The default behavior in Win32 is for DLLs to be memory-mapped as described and shown above. Yet, if a DLL needs to implement its global variables the way they were in Windows version 3.x, it can override the default behavior by specifying its data as SHARED (specifying data as SHARED is discussed in the "Building DLLs in Win32" section later in this article). It's even possible to create some global variables that are shared between all processes that load the DLL in conjunction with other global variables that are unique to each process. Figure 2 illustrates how memory is mapped among applications with shared global data.

Figure 2. DLLs can, but are not required to, share global variables among processes.

For data that is not shared, each application that loads the DLL still gets its own copy of global data, the default behavior described in the previous paragraph. Notice that the variables that are shared are mapped, like the code and resources for the DLL; one copy is created in the global heap and mapped to each process.

Loading and Executing DLLs Dynamically

An application can load a DLL in two ways:

Implicitly Loading a DLL

Applications can link to DLLs as though they are static libraries like the C run-time library. In doing so, however, they suffer the side effect that the DLL is loaded for the entire duration that the application is loaded. When a DLL is created, an exports file is produced. This exports file is used by the linker to resolve external references to symbols in the DLL. In this way, an application can simply include prototypes for the functions that a DLL exports in an optional header file supplied with the DLL. Then when an application's object files are linked into an executable image, references to the exported DLL functions are also included in that image. When the DLL is loaded, the references are mapped to their specific addresses as described above. This is an effective method for reducing the size of an executable image file because the actual body of code contained in the DLL is never linked into the application, only references to it are.

Invoking an application that links to a DLL in this manner automatically loads the DLL during the initialization of the process for that application. If the DLL fails its initialization, the entire process initialization fails, and the application does not load. So applications that implicitly link to DLLs are dependent on the DLLs' existence for operation and are unable to load without them. When a process terminates (the result of closing an application), it automatically frees its use of the DLL as well. When all of the applications that are using a single DLL have freed their use of it, the DLL is finally released from memory. In other words, when all mappings of a DLL as depicted in Figures 1 and 2 are closed, the DLL is unloaded.

Explicitly Loading a DLL

Applications can achieve even more mileage from the DLL concept by explicitly loading and unloading DLLs only when they need to use them. DLLs are loaded explicitly by calling the LoadLibrary function. Similarly, they are freed through a call to the FreeLibrary function. Once the DLL is loaded, the application can call any exported function in the DLL by address—just like the functions within the application. Since the DLL is mapped into the address space of the application, the address of each function in the DLL is merely an offset into this process.

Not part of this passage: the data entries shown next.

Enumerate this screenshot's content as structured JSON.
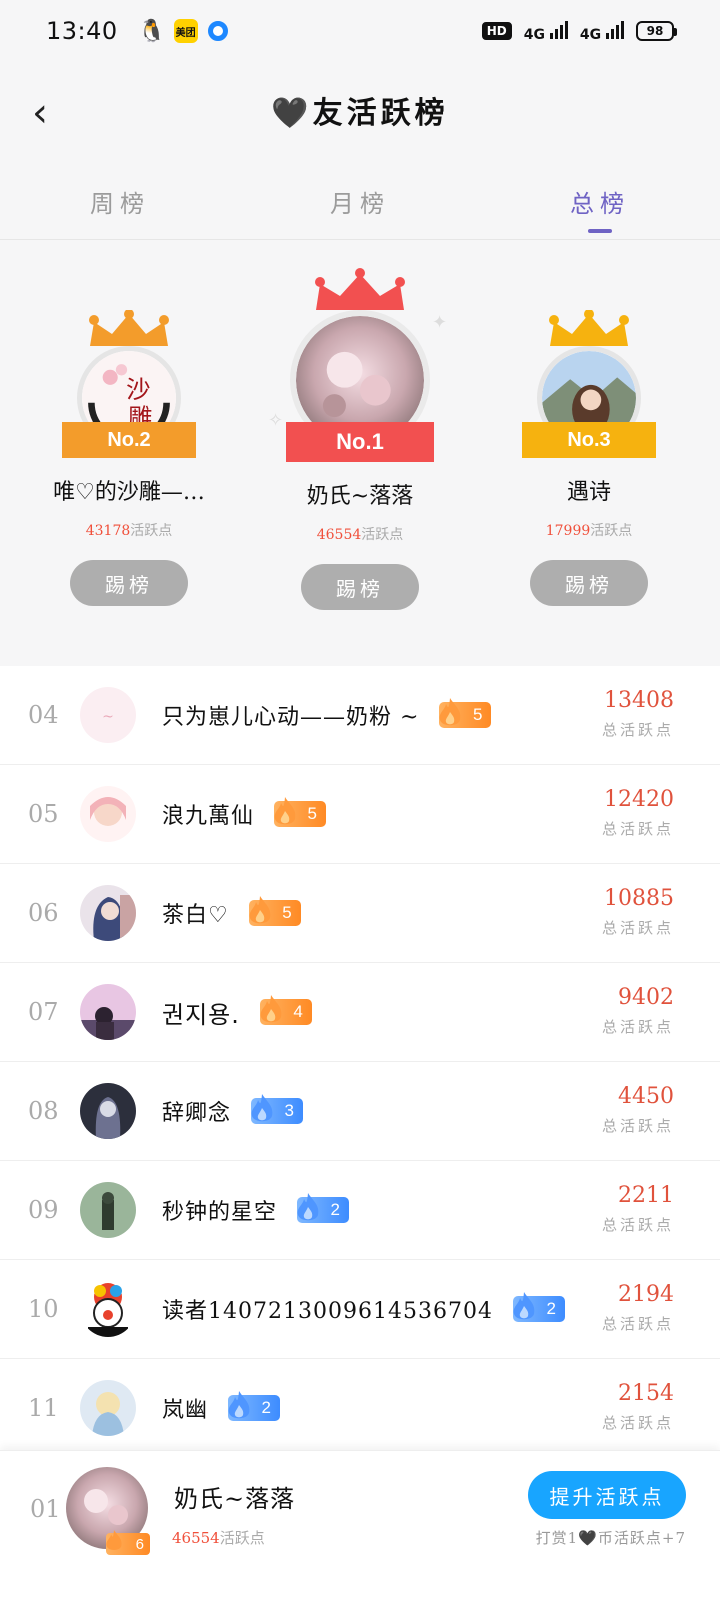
{
  "status": {
    "time": "13:40",
    "meituan_label": "美团",
    "hd_label": "HD",
    "net1": "4G",
    "net2": "4G",
    "battery": "98"
  },
  "header": {
    "back_icon": "chevron-left-icon",
    "title": "🖤友活跃榜"
  },
  "tabs": [
    {
      "label": "周榜",
      "active": false
    },
    {
      "label": "月榜",
      "active": false
    },
    {
      "label": "总榜",
      "active": true
    }
  ],
  "podium": {
    "points_suffix": "活跃点",
    "button_label": "踢榜",
    "first": {
      "badge": "No.1",
      "name": "奶氏~落落",
      "points": "46554"
    },
    "second": {
      "badge": "No.2",
      "name": "唯♡的沙雕—…",
      "points": "43178",
      "avatar_text_top": "沙",
      "avatar_text_bottom": "雕"
    },
    "third": {
      "badge": "No.3",
      "name": "遇诗",
      "points": "17999"
    }
  },
  "list": {
    "score_label": "总活跃点",
    "rows": [
      {
        "rank": "04",
        "name": "只为崽儿心动——奶粉 ~",
        "level": "5",
        "badge_color": "orange",
        "score": "13408"
      },
      {
        "rank": "05",
        "name": "浪九萬仙",
        "level": "5",
        "badge_color": "orange",
        "score": "12420"
      },
      {
        "rank": "06",
        "name": "茶白♡",
        "level": "5",
        "badge_color": "orange",
        "score": "10885"
      },
      {
        "rank": "07",
        "name": "권지용.",
        "level": "4",
        "badge_color": "orange",
        "score": "9402"
      },
      {
        "rank": "08",
        "name": "辞卿念",
        "level": "3",
        "badge_color": "blue",
        "score": "4450"
      },
      {
        "rank": "09",
        "name": "秒钟的星空",
        "level": "2",
        "badge_color": "blue",
        "score": "2211"
      },
      {
        "rank": "10",
        "name": "读者14072130096145367​04",
        "level": "2",
        "badge_color": "blue",
        "score": "2194"
      },
      {
        "rank": "11",
        "name": "岚幽",
        "level": "2",
        "badge_color": "blue",
        "score": "2154"
      }
    ]
  },
  "bottom": {
    "rank": "01",
    "name": "奶氏~落落",
    "points": "46554",
    "points_suffix": "活跃点",
    "level": "6",
    "cta_label": "提升活跃点",
    "note": "打赏1🖤币活跃点+7"
  },
  "colors": {
    "accent": "#6f63c4",
    "score_red": "#e0523c",
    "cta_blue": "#18a5ff",
    "badge_orange": "#ff8a24",
    "badge_blue": "#3d8cff"
  }
}
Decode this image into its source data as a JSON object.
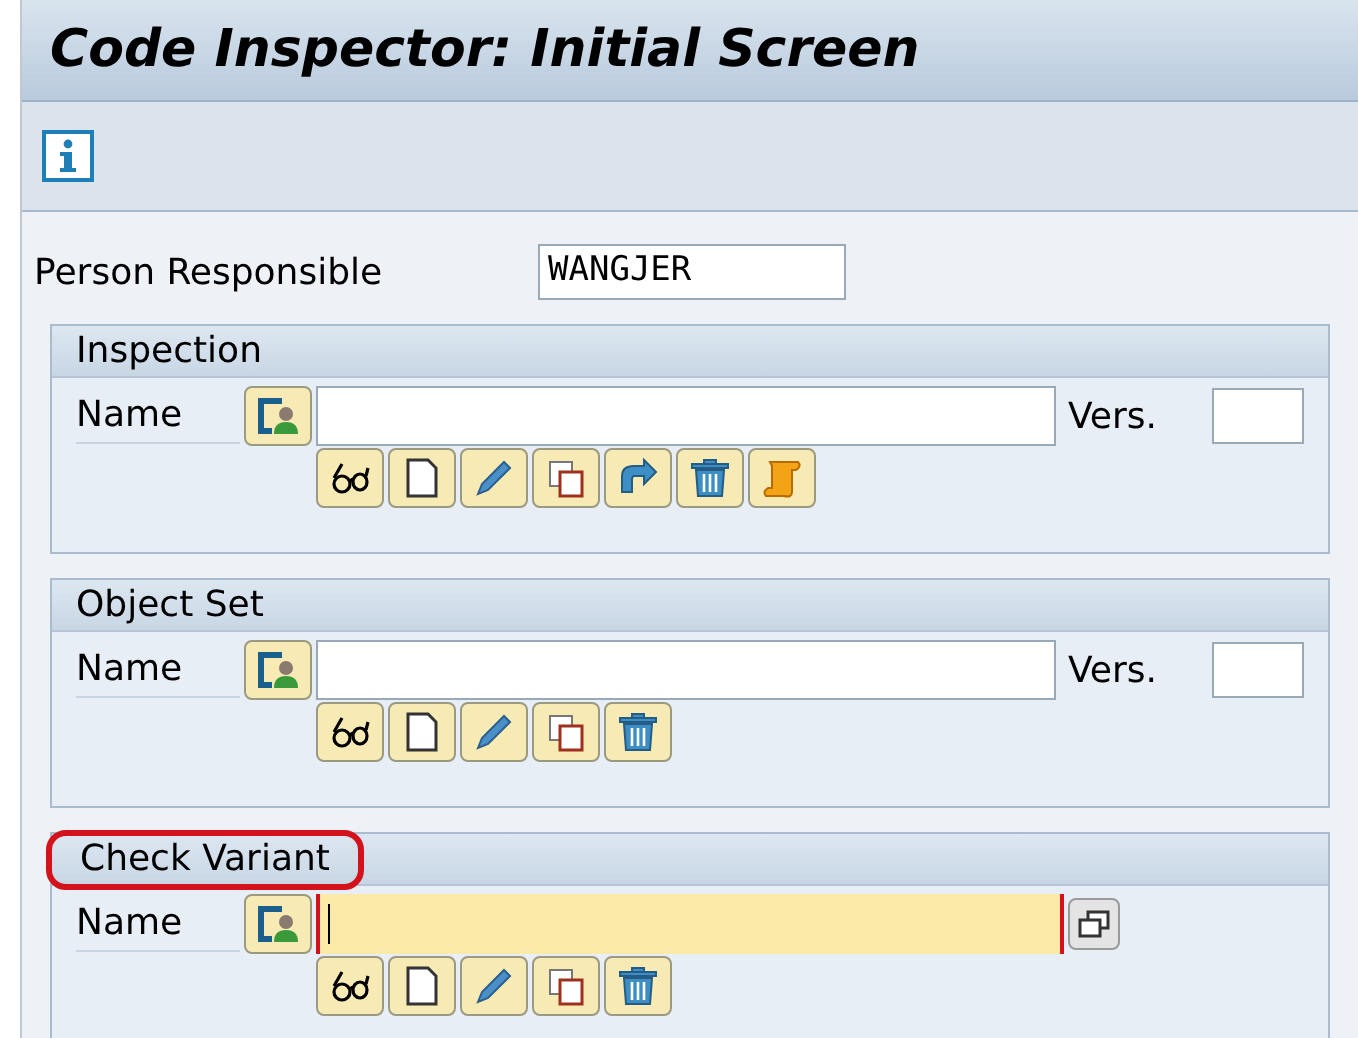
{
  "window": {
    "title": "Code Inspector: Initial Screen"
  },
  "person": {
    "label": "Person Responsible",
    "value": "WANGJER"
  },
  "sections": [
    {
      "title": "Inspection",
      "highlighted": false,
      "name_label": "Name",
      "focused": false,
      "version_label": "Vers.",
      "buttons": [
        {
          "kind": "display"
        },
        {
          "kind": "create"
        },
        {
          "kind": "change"
        },
        {
          "kind": "copy"
        },
        {
          "kind": "rename"
        },
        {
          "kind": "delete"
        },
        {
          "kind": "results"
        }
      ]
    },
    {
      "title": "Object Set",
      "highlighted": false,
      "name_label": "Name",
      "focused": false,
      "version_label": "Vers.",
      "buttons": [
        {
          "kind": "display"
        },
        {
          "kind": "create"
        },
        {
          "kind": "change"
        },
        {
          "kind": "copy"
        },
        {
          "kind": "delete"
        }
      ]
    },
    {
      "title": "Check Variant",
      "highlighted": true,
      "name_label": "Name",
      "focused": true,
      "buttons": [
        {
          "kind": "display"
        },
        {
          "kind": "create"
        },
        {
          "kind": "change"
        },
        {
          "kind": "copy"
        },
        {
          "kind": "delete"
        }
      ]
    }
  ]
}
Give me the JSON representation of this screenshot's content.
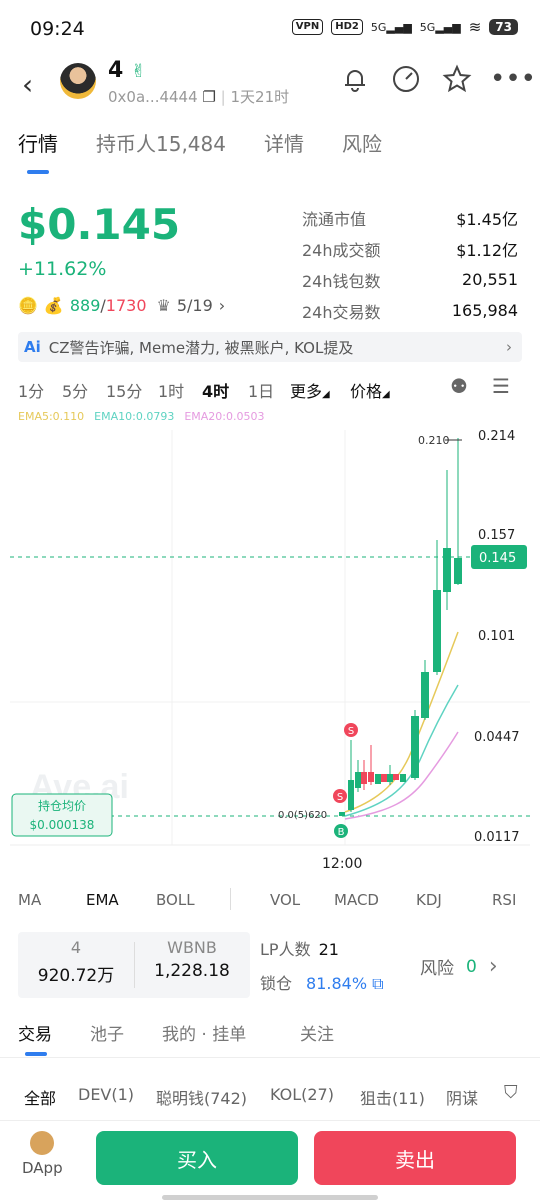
{
  "status": {
    "time": "09:24",
    "vpn": "VPN",
    "hd": "HD2",
    "net1": "5G",
    "net2": "5G",
    "battery": "73"
  },
  "header": {
    "token_name": "4",
    "address": "0x0a...4444",
    "age": "1天21时"
  },
  "tabs": [
    "行情",
    "持币人15,484",
    "详情",
    "风险"
  ],
  "price": {
    "value": "$0.145",
    "change": "+11.62%",
    "holders_num": "889",
    "holders_den": "1730",
    "rank": "5/19"
  },
  "stats": [
    {
      "label": "流通市值",
      "value": "$1.45亿"
    },
    {
      "label": "24h成交额",
      "value": "$1.12亿"
    },
    {
      "label": "24h钱包数",
      "value": "20,551"
    },
    {
      "label": "24h交易数",
      "value": "165,984"
    }
  ],
  "ai_bar": {
    "tag": "Ai",
    "text": "CZ警告诈骗, Meme潜力, 被黑账户, KOL提及"
  },
  "intervals": [
    "1分",
    "5分",
    "15分",
    "1时",
    "4时",
    "1日",
    "更多",
    "价格"
  ],
  "ema_legend": [
    {
      "text": "EMA5:0.110",
      "color": "#e6c95a"
    },
    {
      "text": "EMA10:0.0793",
      "color": "#5fd3c2"
    },
    {
      "text": "EMA20:0.0503",
      "color": "#e59be0"
    }
  ],
  "chart_data": {
    "type": "candlestick",
    "y_ticks": [
      "0.214",
      "0.157",
      "0.145",
      "0.101",
      "0.0447",
      "0.0117"
    ],
    "x_ticks": [
      "12:00"
    ],
    "current_price_label": "0.145",
    "high_label": "0.210",
    "low_label": "0.0(5)620",
    "avg_cost_label": "持仓均价",
    "avg_cost_value": "$0.000138",
    "watermark": "Ave.ai",
    "markers": [
      "S",
      "S",
      "B"
    ],
    "colors": {
      "up": "#1bb37a",
      "down": "#f0465b"
    }
  },
  "indicators": [
    "MA",
    "EMA",
    "BOLL",
    "VOL",
    "MACD",
    "KDJ",
    "RSI"
  ],
  "pool": {
    "sym1": "4",
    "val1": "920.72万",
    "sym2": "WBNB",
    "val2": "1,228.18",
    "lp_label": "LP人数",
    "lp_value": "21",
    "lock_label": "锁仓",
    "lock_value": "81.84%",
    "risk_label": "风险",
    "risk_value": "0"
  },
  "tabs2": [
    "交易",
    "池子",
    "我的 · 挂单",
    "关注"
  ],
  "filters": [
    "全部",
    "DEV(1)",
    "聪明钱(742)",
    "KOL(27)",
    "狙击(11)",
    "阴谋"
  ],
  "bottom": {
    "dapp": "DApp",
    "buy": "买入",
    "sell": "卖出"
  }
}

An advantage to explicit loading is that an application need only call GetProcAddress to find the offset of the function in the DLL's code. Yet, since the function offset is merely an offset into the application's process, the application could call the function directly if it knew the address of the function. Using this feature, a DLL could set up a table of function addresses for all of its exported functions so that calling one of the functions is as easy as invoking an address specified in the table. All the application would have to do is load the address of the table once and directly address the functions contained within it. The DLL simply has to make the table public by exporting it and initialize the table with function addresses during initialization. As an example, the following two lists demonstrate the steps an application and a DLL must perform to achieve this functionality.

DLL code:

Application code:

There are a couple things of interest here. One, Win32 does not require the functions in the DLL to be exported, only the variable through which they are accessed. Two, the actual names of the functions in the DLL are hidden from the application calling them. In fact, they are generic function indexes into the structure. A DLL is then free to change its names internally and recompile without the application knowing the difference.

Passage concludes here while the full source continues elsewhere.